As Physiatrists we tend to dabble in a lot of things. That’s all fine and dandy for primary care, but we’re supposed to be specialists, and specialists need referrals. It becomes really hard to explain what you do when you can’t claim expertise in anything. So, what ends up happening is that we come up with abstract descriptions of what we do such as “expertise in the neuromusculoskeletal system as it relates to functional restoration” What?? Sounds like the research interest of an eccentric professor cooped up in a lab.

How can we change this?

Become an expert in whatever you’re doing, and then let people know about it. If it’s interventions, learn interlaminars, sympathetic blocks, etc. Learn about stims and pumps, even if you have no intention of ever implanting one. If it’s EMG, bone up on Neuromuscular disorders and neuropathies. If it’s inpt rehab, do more than write orders for other specialists and fill out discharge papers, even if it means having to hire mid-levels so you can spend time on PM&R related issues. If it’s Occ Med, don’t be the typical PM&R IME/reviewer who denies interventions/opiates to patients on principle (citing functional restoration) and recommends only a home exercise program instead of a comprehensive balanced treatment plan. If you were trained this way in residency, well, that’s unfortunate, but don’t let that be an excuse to stay this way.

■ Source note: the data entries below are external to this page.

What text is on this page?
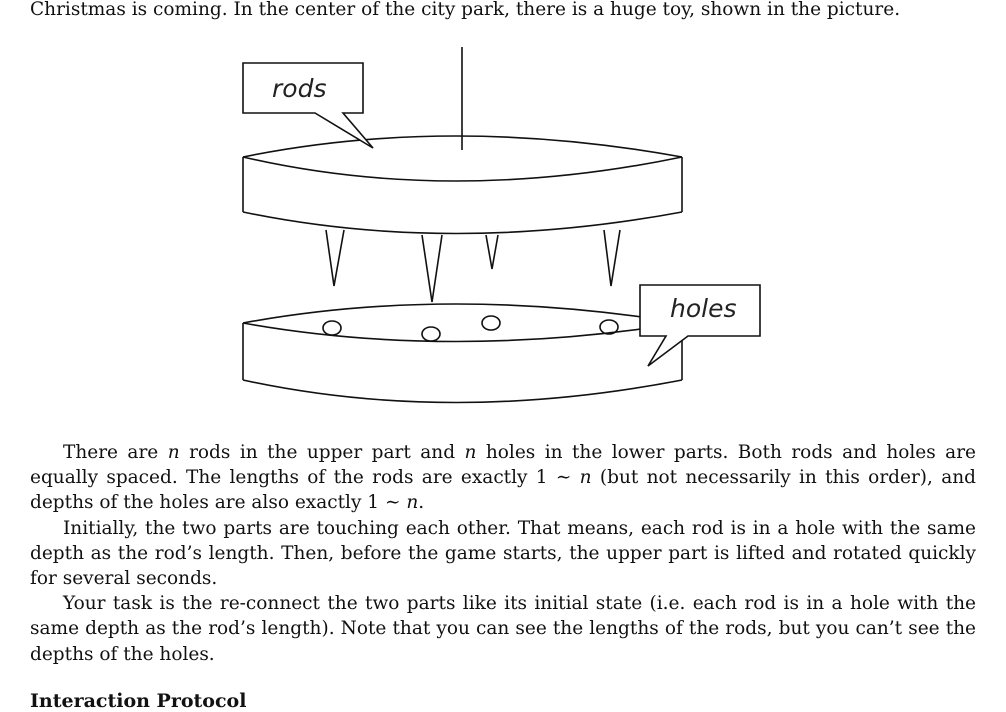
Christmas is coming. In the center of the city park, there is a huge toy, shown in the picture.
rods
holes

There are n rods in the upper part and n holes in the lower parts. Both rods and holes are equally spaced. The lengths of the rods are exactly 1 ∼ n (but not necessarily in this order), and depths of the holes are also exactly 1 ∼ n.

Initially, the two parts are touching each other. That means, each rod is in a hole with the same depth as the rod’s length. Then, before the game starts, the upper part is lifted and rotated quickly for several seconds.

Your task is the re-connect the two parts like its initial state (i.e. each rod is in a hole with the same depth as the rod’s length). Note that you can see the lengths of the rods, but you can’t see the depths of the holes.

Interaction Protocol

We can change things, or we continue comfortably as we have been, which means having referrals filtered through surgeons or having to enlist under “pain management” with the insurance companies instead of Physical Medicine and Rehabilitation in order to get referrals. We can start becoming diagnosticians and aggressive treaters or we can continue to wait until after other physicians have decided that the diagnosis has been made and treatment has been rendered.